DISTINCT ON (user_id) keeps one row per user, and ORDER BY user_id, started_at DESC decides which session that row comes from — the one with the largest started_at. The result is one session row per user: their most recent one, with the session id and event count attached.

Clause by clause

  • SELECT DISTINCT ON (user_id) user_id, id AS session_id, started_at, event_count returns the four columns the engagement review needs. The DISTINCT ON (user_id) part declares the deduplication key: one row per distinct user_id. The id AS session_id alias names the session identifier column.
  • FROM sessions reads the session records. Users with no sessions never enter this row source, so they cannot appear in the result, which matches the prompt.
  • ORDER BY user_id, started_at DESC sorts the sessions so that within each user's group, the most recent session sits first. PostgreSQL walks the sorted rows and keeps the first row for each new user_id value. The leading user_id ascending also gives the final result the user-ordered shape the prompt asks for.

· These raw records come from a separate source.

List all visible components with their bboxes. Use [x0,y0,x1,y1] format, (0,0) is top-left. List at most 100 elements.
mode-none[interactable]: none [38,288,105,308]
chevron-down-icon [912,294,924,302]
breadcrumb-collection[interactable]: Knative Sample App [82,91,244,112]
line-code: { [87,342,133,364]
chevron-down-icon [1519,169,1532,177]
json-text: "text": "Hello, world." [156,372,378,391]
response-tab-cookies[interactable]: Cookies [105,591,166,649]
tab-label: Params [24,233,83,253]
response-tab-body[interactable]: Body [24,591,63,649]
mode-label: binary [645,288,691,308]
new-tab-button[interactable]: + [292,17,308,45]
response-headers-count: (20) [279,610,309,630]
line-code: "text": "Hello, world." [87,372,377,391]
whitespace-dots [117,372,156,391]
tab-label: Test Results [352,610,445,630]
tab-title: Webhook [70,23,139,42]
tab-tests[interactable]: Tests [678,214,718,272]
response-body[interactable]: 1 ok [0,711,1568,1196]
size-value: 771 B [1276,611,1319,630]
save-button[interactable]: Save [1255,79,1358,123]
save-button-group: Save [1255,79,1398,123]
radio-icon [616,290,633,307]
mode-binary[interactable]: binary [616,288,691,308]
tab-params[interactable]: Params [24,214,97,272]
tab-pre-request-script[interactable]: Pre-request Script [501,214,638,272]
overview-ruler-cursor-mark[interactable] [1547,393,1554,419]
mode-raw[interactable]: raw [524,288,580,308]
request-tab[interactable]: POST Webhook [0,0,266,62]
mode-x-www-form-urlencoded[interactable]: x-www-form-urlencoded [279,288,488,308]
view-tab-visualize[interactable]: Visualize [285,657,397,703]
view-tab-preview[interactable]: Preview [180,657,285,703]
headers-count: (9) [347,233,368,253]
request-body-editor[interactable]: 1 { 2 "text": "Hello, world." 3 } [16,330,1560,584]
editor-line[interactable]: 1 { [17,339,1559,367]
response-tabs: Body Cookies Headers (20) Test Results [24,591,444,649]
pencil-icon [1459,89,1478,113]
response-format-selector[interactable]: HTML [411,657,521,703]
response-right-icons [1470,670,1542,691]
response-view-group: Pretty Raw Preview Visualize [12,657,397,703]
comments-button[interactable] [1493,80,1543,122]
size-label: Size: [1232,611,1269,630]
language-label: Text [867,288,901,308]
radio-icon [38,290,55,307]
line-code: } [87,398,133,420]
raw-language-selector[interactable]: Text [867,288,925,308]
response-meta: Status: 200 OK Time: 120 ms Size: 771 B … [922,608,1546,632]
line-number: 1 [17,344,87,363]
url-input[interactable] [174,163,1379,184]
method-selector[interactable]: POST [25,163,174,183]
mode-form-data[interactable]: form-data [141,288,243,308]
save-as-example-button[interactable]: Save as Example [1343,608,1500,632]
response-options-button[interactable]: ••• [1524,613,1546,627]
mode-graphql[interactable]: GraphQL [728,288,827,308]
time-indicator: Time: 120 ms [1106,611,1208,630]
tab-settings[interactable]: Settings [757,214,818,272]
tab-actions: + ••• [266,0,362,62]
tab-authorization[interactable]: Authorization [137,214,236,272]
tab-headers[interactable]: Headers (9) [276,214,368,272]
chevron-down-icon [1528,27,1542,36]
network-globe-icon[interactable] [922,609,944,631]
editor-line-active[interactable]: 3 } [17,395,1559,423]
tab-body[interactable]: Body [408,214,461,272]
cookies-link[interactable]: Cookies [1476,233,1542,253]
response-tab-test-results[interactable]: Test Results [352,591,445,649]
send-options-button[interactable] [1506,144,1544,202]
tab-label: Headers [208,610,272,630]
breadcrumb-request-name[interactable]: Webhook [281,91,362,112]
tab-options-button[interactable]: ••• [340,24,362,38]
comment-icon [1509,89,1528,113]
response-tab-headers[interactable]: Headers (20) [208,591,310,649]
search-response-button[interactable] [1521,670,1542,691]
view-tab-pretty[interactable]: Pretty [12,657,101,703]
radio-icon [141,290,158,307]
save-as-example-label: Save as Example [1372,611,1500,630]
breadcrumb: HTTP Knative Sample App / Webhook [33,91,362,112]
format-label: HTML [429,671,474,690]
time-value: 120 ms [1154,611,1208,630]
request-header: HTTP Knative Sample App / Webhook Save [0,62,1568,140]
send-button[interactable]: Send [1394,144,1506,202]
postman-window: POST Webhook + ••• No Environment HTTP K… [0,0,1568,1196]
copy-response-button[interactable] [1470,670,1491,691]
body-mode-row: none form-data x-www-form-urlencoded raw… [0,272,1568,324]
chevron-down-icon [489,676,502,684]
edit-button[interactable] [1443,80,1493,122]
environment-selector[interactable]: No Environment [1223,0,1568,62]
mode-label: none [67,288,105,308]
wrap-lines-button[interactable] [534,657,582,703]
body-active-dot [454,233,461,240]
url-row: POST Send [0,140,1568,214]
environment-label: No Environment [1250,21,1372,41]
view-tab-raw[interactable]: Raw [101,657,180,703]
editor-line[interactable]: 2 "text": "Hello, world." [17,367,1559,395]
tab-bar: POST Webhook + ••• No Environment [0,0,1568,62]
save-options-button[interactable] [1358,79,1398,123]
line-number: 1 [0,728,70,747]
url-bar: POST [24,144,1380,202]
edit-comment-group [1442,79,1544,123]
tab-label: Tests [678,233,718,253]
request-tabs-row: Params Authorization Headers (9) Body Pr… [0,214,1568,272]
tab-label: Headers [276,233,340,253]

Why this and not ROW_NUMBER

The same result is reachable with a window function and a subquery:

SELECT user_id, session_id, started_at, event_count
FROM (
  SELECT user_id, id AS session_id, started_at, event_count,
    ROW_NUMBER() OVER (PARTITION BY user_id ORDER BY started_at DESC) AS rn
  FROM sessions
) ranked
WHERE rn = 1
ORDER BY user_id

Both return the same rows. DISTINCT ON is the idiomatic PostgreSQL shape for one-row-per-group with the top-sorted row kept. ROW_NUMBER is the portable equivalent and is the right tool when the same query needs to run on a database that doesn't support DISTINCT ON.

You practiced the latest-per-group shape with a non-customer key — same DISTINCT ON pattern, different entity column.